A minimal Crafting CPU can build one item at a time. Each co-processing unit adds the ability to craft another item in parallel, so with e.g. 3 co-processors your CPU can build 4 items at once. This obviously speeds up the whole process, especially if many items have to be crafted.
The Crafting Monitor allows you to see what a CPU currently does, i.e. which job it executes. You can see that information also by switching an ME Terminal to crafting status, but that's not visible at first glance, and you have to switch through your CPUs once you have more than one. And easily seeing the status can be helpful to detect hanging jobs, for example, if a pattern or a machine setup has a bug.
And I would strongly suggest that you have at least two Crafting CPUs on your network. First, because that lets you still place orders while a long-running task is executing. It would be simply inconvenient to wait for the long job to finish before continuing, wouldn't it? Another reason for a second CPU is Crafting Cards: If you had only one CPU and a machine used by one of its recipes must first craft an input item by crafting card, there would be no CPU to execute that crafting task, because the only CPU is already busy. The result would be that the jobs hangs and waits indefinitely for the card-initiated crafting to take place.
On the other end, experience shows that even in a quite large network it's sufficient to have 6 Crafting CPUs with 16k storage and 4 coprocessors each, except for one with a 64k storage module for large jobs. Feel free to build more and bigger CPUs if you can afford, but it's not necessary until you hit some limitations.
Generally, for most normal crafts, you also need an ME Pattern Provider which the CPU will use to send pattern requests into the Molecular Assembler.
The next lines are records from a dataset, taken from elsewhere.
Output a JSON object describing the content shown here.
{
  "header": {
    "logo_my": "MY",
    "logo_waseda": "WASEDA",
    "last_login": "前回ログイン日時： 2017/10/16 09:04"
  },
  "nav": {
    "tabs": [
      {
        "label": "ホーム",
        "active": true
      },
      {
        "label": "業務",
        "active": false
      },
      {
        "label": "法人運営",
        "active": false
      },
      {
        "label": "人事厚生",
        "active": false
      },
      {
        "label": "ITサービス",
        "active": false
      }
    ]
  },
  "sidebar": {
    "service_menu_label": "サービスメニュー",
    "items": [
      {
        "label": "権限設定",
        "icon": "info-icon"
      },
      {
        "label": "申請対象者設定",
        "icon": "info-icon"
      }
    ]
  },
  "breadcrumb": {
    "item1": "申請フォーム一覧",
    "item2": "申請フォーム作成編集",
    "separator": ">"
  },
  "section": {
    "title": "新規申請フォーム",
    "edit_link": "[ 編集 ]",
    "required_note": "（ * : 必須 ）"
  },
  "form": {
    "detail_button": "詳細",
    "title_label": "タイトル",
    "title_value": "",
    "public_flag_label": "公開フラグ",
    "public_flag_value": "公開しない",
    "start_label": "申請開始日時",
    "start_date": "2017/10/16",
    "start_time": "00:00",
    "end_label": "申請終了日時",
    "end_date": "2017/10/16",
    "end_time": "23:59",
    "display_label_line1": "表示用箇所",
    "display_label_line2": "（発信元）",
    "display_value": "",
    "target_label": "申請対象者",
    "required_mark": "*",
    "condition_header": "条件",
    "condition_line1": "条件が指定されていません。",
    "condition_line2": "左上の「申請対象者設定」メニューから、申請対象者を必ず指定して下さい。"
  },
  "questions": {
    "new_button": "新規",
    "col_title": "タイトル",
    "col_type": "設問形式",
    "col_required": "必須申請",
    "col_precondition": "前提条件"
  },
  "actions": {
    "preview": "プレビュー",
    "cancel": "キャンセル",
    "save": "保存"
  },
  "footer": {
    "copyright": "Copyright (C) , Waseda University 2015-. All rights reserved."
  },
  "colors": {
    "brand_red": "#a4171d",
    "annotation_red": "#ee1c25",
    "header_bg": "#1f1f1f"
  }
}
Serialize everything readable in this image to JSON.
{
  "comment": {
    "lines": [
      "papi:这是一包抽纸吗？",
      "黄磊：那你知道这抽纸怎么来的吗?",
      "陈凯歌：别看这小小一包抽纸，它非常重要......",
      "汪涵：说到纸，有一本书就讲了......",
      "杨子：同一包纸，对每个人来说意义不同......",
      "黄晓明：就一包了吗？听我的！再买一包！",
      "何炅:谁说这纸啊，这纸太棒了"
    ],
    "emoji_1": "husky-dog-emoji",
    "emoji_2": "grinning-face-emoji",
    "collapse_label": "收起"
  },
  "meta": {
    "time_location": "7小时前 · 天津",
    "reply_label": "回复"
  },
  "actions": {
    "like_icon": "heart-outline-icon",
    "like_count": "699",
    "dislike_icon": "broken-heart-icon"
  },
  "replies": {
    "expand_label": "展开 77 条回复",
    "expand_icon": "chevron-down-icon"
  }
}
This assembler will then do the craft, and give it back to the pattern provider. You could also use a chest, do the craft yourself, and import it through an ME Interface on the same channel.
Terminals[edit]
Most probably you're already using an ME Terminal or ME Crafting Terminal to access items on your network. Now for autocrafting you will meet two more kinds of terminals.
First, the ME Pattern Terminal is used to create encoded patterns from Blank Patterns. Those patterns are used inside ME Interfaces to instruct the associated machine or Molecular Assembler what to do.